Reviewing some of our past TGLs, we came across those written back in January of ’10… nearly seven years ago and we noted that in early January of that year gold in US dollar terms was almost precisely where it stands presently. Given that spot gold was $1133/oz. this week and was $1129/oz. in early January of ’12, we consider that as close to parity as one might imagine it could be over seven years.
What was, and is interesting, is that gold in EUR terms then was €735/oz. compared to €1093/oz this week. In other words, anyone owning gold in US dollar terms over the past seven years has gained or lost nothing, but anyone having owned gold in EUR terms has seen his/her profits rise 48%. This is stunning really.
Gold then too was “only” ¥104,770/oz. It is this morning, ¥133,780/oz., or nearly 28% higher presently.
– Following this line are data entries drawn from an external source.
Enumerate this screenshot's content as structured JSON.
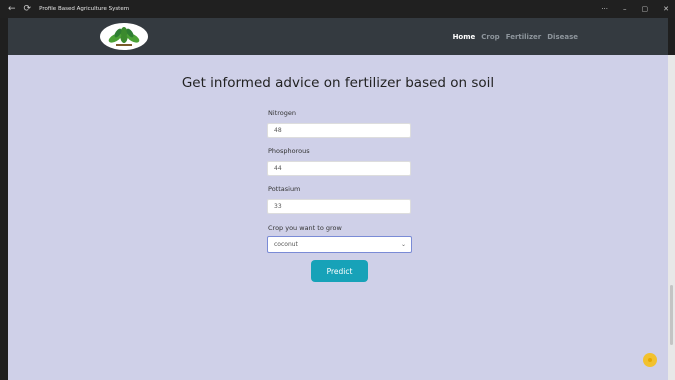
{
  "window": {
    "title": "Profile Based Agriculture System",
    "back_icon": "arrow-left-icon",
    "refresh_icon": "refresh-icon",
    "controls": [
      "more-icon",
      "minimize-icon",
      "maximize-icon",
      "close-icon"
    ]
  },
  "nav": {
    "logo_icon": "leaf-logo-icon",
    "links": [
      {
        "label": "Home",
        "active": true
      },
      {
        "label": "Crop",
        "active": false
      },
      {
        "label": "Fertilizer",
        "active": false
      },
      {
        "label": "Disease",
        "active": false
      }
    ]
  },
  "page": {
    "heading": "Get informed advice on fertilizer based on soil"
  },
  "form": {
    "nitrogen": {
      "label": "Nitrogen",
      "value": "48"
    },
    "phosphorous": {
      "label": "Phosphorous",
      "value": "44"
    },
    "pottasium": {
      "label": "Pottasium",
      "value": "33"
    },
    "crop": {
      "label": "Crop you want to grow",
      "value": "coconut"
    },
    "submit_label": "Predict"
  },
  "colors": {
    "navbar": "#343a40",
    "background": "#cfd0e8",
    "button": "#17a2b8",
    "fab": "#f2c12e"
  }
}
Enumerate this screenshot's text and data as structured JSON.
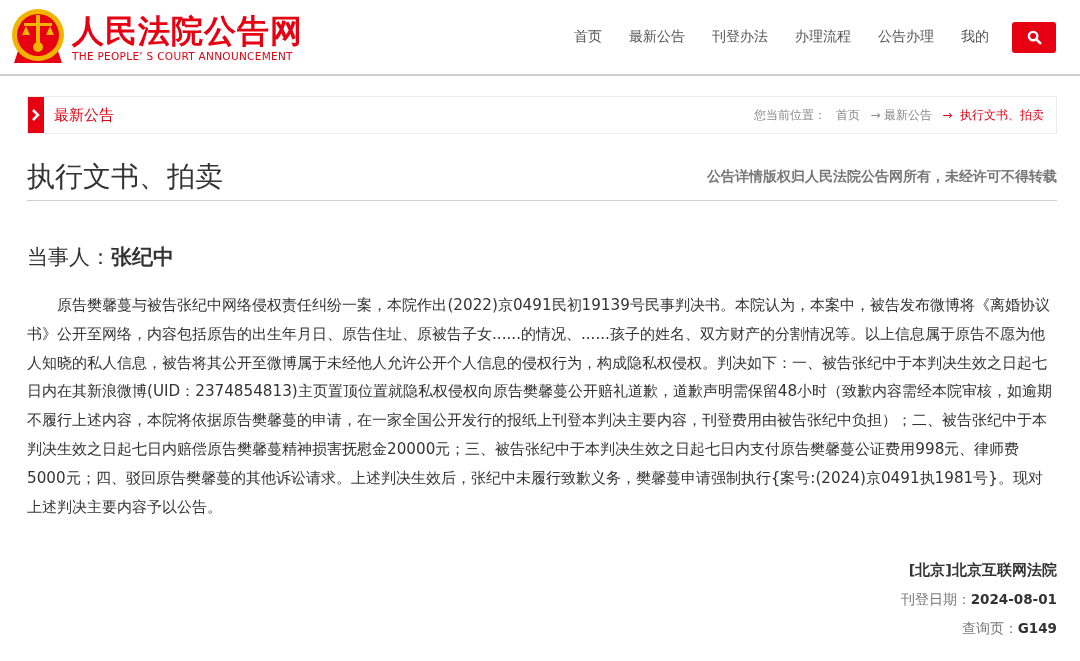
{
  "header": {
    "site_name": "人民法院公告网",
    "site_subtitle": "THE PEOPLE’ S COURT ANNOUNCEMENT",
    "nav": [
      {
        "label": "首页",
        "selected": false
      },
      {
        "label": "最新公告",
        "selected": false
      },
      {
        "label": "刊登办法",
        "selected": false
      },
      {
        "label": "办理流程",
        "selected": false
      },
      {
        "label": "公告办理",
        "selected": false
      },
      {
        "label": "我的",
        "selected": false
      }
    ]
  },
  "section_bar": {
    "title": "最新公告",
    "location_label": "您当前位置：",
    "breadcrumb": [
      {
        "label": "首页",
        "current": false
      },
      {
        "label": "→ 最新公告",
        "current": false
      },
      {
        "label": "→  执行文书、拍卖",
        "current": true
      }
    ]
  },
  "notice": {
    "category": "执行文书、拍卖",
    "copyright": "公告详情版权归人民法院公告网所有，未经许可不得转载",
    "party_label": "当事人：",
    "party_name": "张纪中",
    "body": "原告樊馨蔓与被告张纪中网络侵权责任纠纷一案，本院作出(2022)京0491民初19139号民事判决书。本院认为，本案中，被告发布微博将《离婚协议书》公开至网络，内容包括原告的出生年月日、原告住址、原被告子女......的情况、......孩子的姓名、双方财产的分割情况等。以上信息属于原告不愿为他人知晓的私人信息，被告将其公开至微博属于未经他人允许公开个人信息的侵权行为，构成隐私权侵权。判决如下：一、被告张纪中于本判决生效之日起七日内在其新浪微博(UID：2374854813)主页置顶位置就隐私权侵权向原告樊馨蔓公开赔礼道歉，道歉声明需保留48小时（致歉内容需经本院审核，如逾期不履行上述内容，本院将依据原告樊馨蔓的申请，在一家全国公开发行的报纸上刊登本判决主要内容，刊登费用由被告张纪中负担）；二、被告张纪中于本判决生效之日起七日内赔偿原告樊馨蔓精神损害抚慰金20000元；三、被告张纪中于本判决生效之日起七日内支付原告樊馨蔓公证费用998元、律师费5000元；四、驳回原告樊馨蔓的其他诉讼请求。上述判决生效后，张纪中未履行致歉义务，樊馨蔓申请强制执行{案号:(2024)京0491执1981号}。现对上述判决主要内容予以公告。",
    "court": "[北京]北京互联网法院",
    "meta": [
      {
        "label": "刊登日期：",
        "value": "2024-08-01"
      },
      {
        "label": "查询页：",
        "value": "G149"
      }
    ]
  }
}
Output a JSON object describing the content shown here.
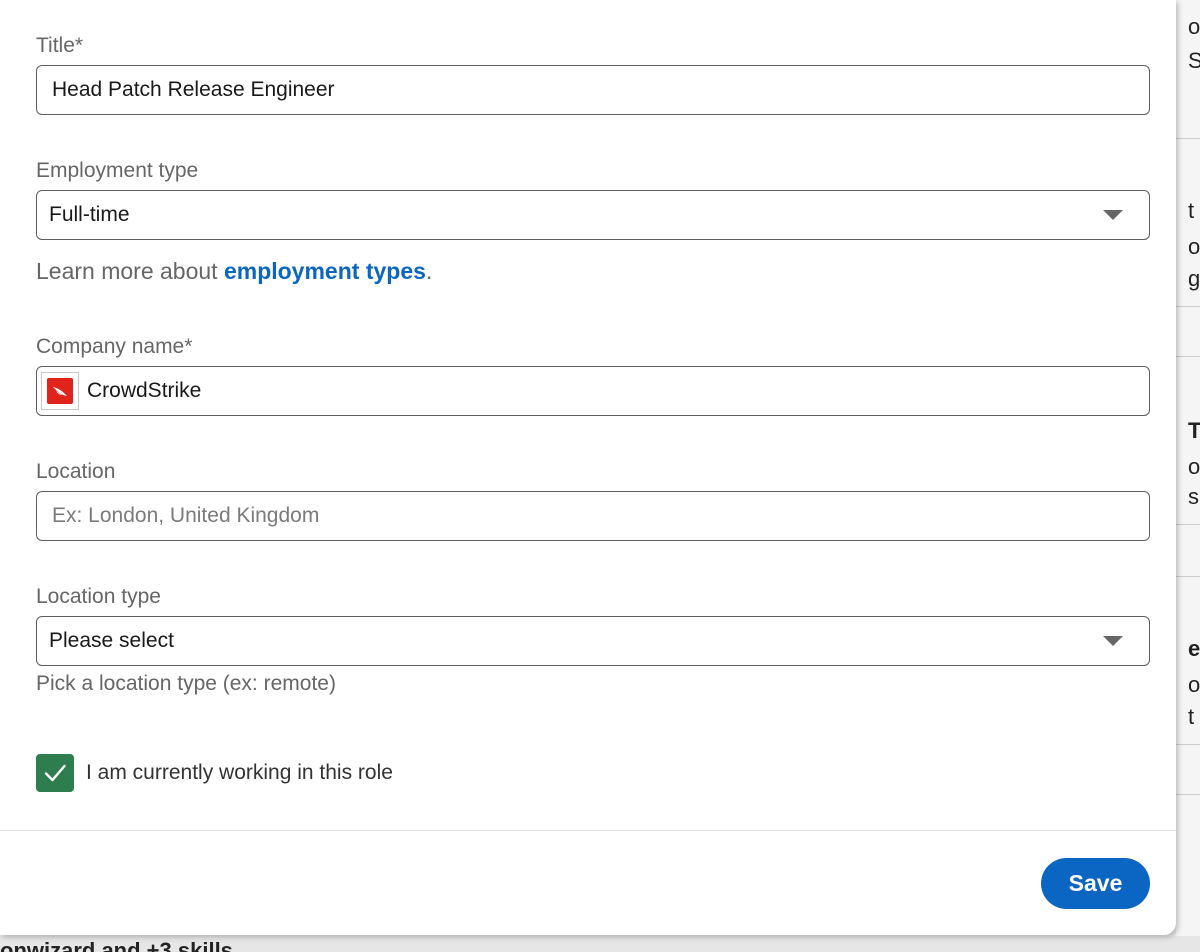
{
  "form": {
    "title_label": "Title*",
    "title_value": "Head Patch Release Engineer",
    "employment_type_label": "Employment type",
    "employment_type_value": "Full-time",
    "learn_more_prefix": "Learn more about ",
    "learn_more_link": "employment types",
    "learn_more_suffix": ".",
    "company_label": "Company name*",
    "company_value": "CrowdStrike",
    "company_logo_color": "#e0231b",
    "location_label": "Location",
    "location_placeholder": "Ex: London, United Kingdom",
    "location_type_label": "Location type",
    "location_type_value": "Please select",
    "location_type_helper": "Pick a location type (ex: remote)",
    "current_role_label": "I am currently working in this role",
    "current_role_checked": true
  },
  "footer": {
    "save_label": "Save"
  },
  "colors": {
    "accent": "#0a66c2",
    "checkbox": "#2e7d4f"
  },
  "background": {
    "right_fragments": [
      "o",
      "S",
      "t",
      "o",
      "g",
      "T",
      "o",
      "s",
      "e",
      "o",
      "t"
    ],
    "bottom_fragment": "onwizard and +3 skills"
  }
}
There is a lesson here and it is that gold ownership in Dollar’s only is a view too parochial and too limiting in scope.
We must always remember that a long position in gold predicated in US dollars is effectively a bet against the dollar and in the present environment where the monetary authorities here are already erring toward tighter policies while the monetary authorities in Japan and Europe have no choice but to continue their experiments in QE the bet against the dollar is an overtly ill-advised bet.
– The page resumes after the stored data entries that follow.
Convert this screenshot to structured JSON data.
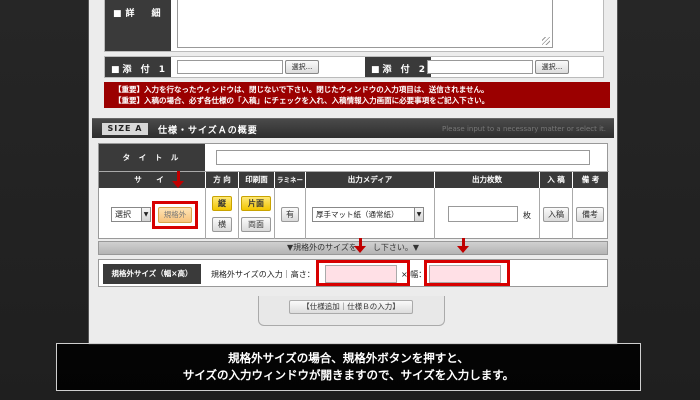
{
  "detail": {
    "label": "■詳　細"
  },
  "attachments": [
    {
      "label": "■添 付 1",
      "button": "選択..."
    },
    {
      "label": "■添 付 2",
      "button": "選択..."
    }
  ],
  "notice": {
    "line1": "【重要】入力を行なったウィンドウは、閉じないで下さい。閉じたウィンドウの入力項目は、送信されません。",
    "line2": "【重要】入稿の場合、必ず各仕様の「入稿」にチェックを入れ、入稿情報入力画面に必要事項をご記入下さい。"
  },
  "size_section": {
    "badge": "SIZE A",
    "title": "仕様・サイズＡの概要",
    "hint": "Please input to a necessary matter or select it."
  },
  "table": {
    "title_label": "タ イ ト ル",
    "headers": {
      "size": "サ イ",
      "direction": "方 向",
      "print_side": "印刷面",
      "laminate": "ラミネート",
      "media": "出力メディア",
      "quantity": "出力枚数",
      "submit": "入 稿",
      "notes": "備 考"
    },
    "size_select": "選択",
    "custom_size_button": "規格外",
    "direction_options": [
      "縦",
      "横"
    ],
    "print_options": [
      "片面",
      "両面"
    ],
    "laminate_button": "有",
    "media_select": "厚手マット紙（通常紙）",
    "quantity_unit": "枚",
    "submit_button": "入稿",
    "notes_button": "備考"
  },
  "toggle_bar": "▼規格外のサイズを　　し下さい。▼",
  "custom_size": {
    "label": "規格外サイズ（幅×高）",
    "prompt": "規格外サイズの入力｜高さ：",
    "times": "× 幅："
  },
  "add_button": "【仕様追加｜仕様Ｂの入力】",
  "caption": {
    "line1": "規格外サイズの場合、規格外ボタンを押すと、",
    "line2": "サイズの入力ウィンドウが開きますので、サイズを入力します。"
  }
}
Finally, we suspect that few… if any… would know that gold in EUR terms, being up 10.7% for the year-to-date, trails the return on the S&P by only 30 basis points and that it trumps the return on stocks in global terms, as measured by our International Index, by a rather impressive 320 bps!
We remain dismayed that as we have for the past several years made the case for non-US dollar ownership of gold it has fallen upon the deafest of ears; nonetheless, we shall continue to argue our case and the market continues to argue it even more strongly for us.